Wang Gang, Minister for Technology and incumbent leader of the China Zhigong Party. Image credit: Wikipedia.
Sick of people going on about how China is a one party authoritarian state when, nuh uh, it’s totally a multiparty state that’s just completely dominated in every single way by one, authoritarian, party? Well fear not my pedantic friend, simply direct unbelievers to Beijing, where one of China’s non-CPC political parties is having its National Congress right now.
The China Zhigong Party, “a non-communist political party with about 20,000 members” is holding its 14th National Congress this week in Beijing.
Wan Gang, Chairman of China Zhigong Party’s Central Committee, said that the upcoming national congress of this “non-communist” party will “hold high the banner of socialism with Chinese characteristics and carefully study the spirit of the 18th National Congress of the Communist Party of China”, which doesn’t sound like a massive waste of time at all.

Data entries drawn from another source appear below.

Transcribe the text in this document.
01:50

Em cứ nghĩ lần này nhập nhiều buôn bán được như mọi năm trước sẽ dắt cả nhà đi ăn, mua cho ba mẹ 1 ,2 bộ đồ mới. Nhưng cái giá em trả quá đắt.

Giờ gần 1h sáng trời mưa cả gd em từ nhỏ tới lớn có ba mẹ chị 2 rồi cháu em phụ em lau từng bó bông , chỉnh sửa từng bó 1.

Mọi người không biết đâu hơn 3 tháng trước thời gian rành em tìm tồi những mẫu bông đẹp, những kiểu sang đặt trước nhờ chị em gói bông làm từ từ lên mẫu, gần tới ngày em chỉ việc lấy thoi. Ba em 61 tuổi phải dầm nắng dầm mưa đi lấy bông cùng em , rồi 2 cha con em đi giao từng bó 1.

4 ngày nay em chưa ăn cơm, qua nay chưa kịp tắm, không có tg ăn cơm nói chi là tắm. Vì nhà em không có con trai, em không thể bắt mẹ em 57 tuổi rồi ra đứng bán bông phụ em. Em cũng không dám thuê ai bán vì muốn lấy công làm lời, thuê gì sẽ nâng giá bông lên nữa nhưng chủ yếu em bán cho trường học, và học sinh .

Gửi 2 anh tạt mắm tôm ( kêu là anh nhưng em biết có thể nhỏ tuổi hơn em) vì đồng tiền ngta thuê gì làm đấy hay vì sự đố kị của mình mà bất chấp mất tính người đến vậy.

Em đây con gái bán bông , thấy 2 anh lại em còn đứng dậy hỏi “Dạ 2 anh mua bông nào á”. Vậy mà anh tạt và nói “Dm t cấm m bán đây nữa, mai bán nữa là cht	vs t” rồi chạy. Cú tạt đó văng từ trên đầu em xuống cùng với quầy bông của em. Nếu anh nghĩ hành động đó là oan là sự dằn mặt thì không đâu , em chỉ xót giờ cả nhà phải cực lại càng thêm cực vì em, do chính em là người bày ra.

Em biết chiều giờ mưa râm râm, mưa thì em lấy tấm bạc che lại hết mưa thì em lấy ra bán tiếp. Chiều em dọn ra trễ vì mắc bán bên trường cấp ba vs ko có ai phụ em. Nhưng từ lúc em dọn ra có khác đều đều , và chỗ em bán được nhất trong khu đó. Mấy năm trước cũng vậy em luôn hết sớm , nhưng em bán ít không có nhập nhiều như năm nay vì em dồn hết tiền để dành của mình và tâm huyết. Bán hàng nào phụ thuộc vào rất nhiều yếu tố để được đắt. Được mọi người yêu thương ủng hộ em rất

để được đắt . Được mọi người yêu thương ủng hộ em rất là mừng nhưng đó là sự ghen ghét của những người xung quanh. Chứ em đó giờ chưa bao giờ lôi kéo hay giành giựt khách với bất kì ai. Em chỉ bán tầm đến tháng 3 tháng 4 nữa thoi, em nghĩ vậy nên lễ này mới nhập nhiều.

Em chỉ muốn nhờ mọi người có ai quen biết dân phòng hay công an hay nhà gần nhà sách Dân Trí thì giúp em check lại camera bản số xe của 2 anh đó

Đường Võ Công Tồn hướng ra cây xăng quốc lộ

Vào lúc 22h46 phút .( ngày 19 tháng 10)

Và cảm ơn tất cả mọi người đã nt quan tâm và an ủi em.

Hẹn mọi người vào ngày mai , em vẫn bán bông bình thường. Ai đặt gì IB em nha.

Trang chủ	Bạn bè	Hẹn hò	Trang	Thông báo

At the first meeting this week, Zhang Dejiang, CPC Vice-Premier, told delegates that “the multi-party cooperation and political consultation system led by the CPC had witnessed prosperous development in the past five years, and the CPC will give full play to the system to add more vitality to socialist democracy.”
The Zhigong Party was founded in San Francisco in 1925 by two ex-Kuomintang warlords, Chen Jiongming and Tang Jiyao. The party’s first platform was one of federalism and multi-party democracy, which it continued to promote after its headquarters were moved to Hong Kong in 1926. In the build up to the Second World War, members of the Zhigong Party engaged in anti-Japanese propaganda and protests, which backfired when the Japanese occupied Hong Kong and nearly wiped out the Party.
The Party began turning to the left in its Third Party Congress in 1947, and was invited to attend the First Plenary Session of the Chinese People’s Political Consultative Conference in 1949. Today the Party is mainly composed of returned overseas Chinese, their relatives, and noted figures and scholars who have overseas ties.
In 2007, Wan Gang, the incumbent leader of the Zhigong Party, was appointed Technology Minister of the PRC, the first non-CPC ministerial appointment since the 1950s.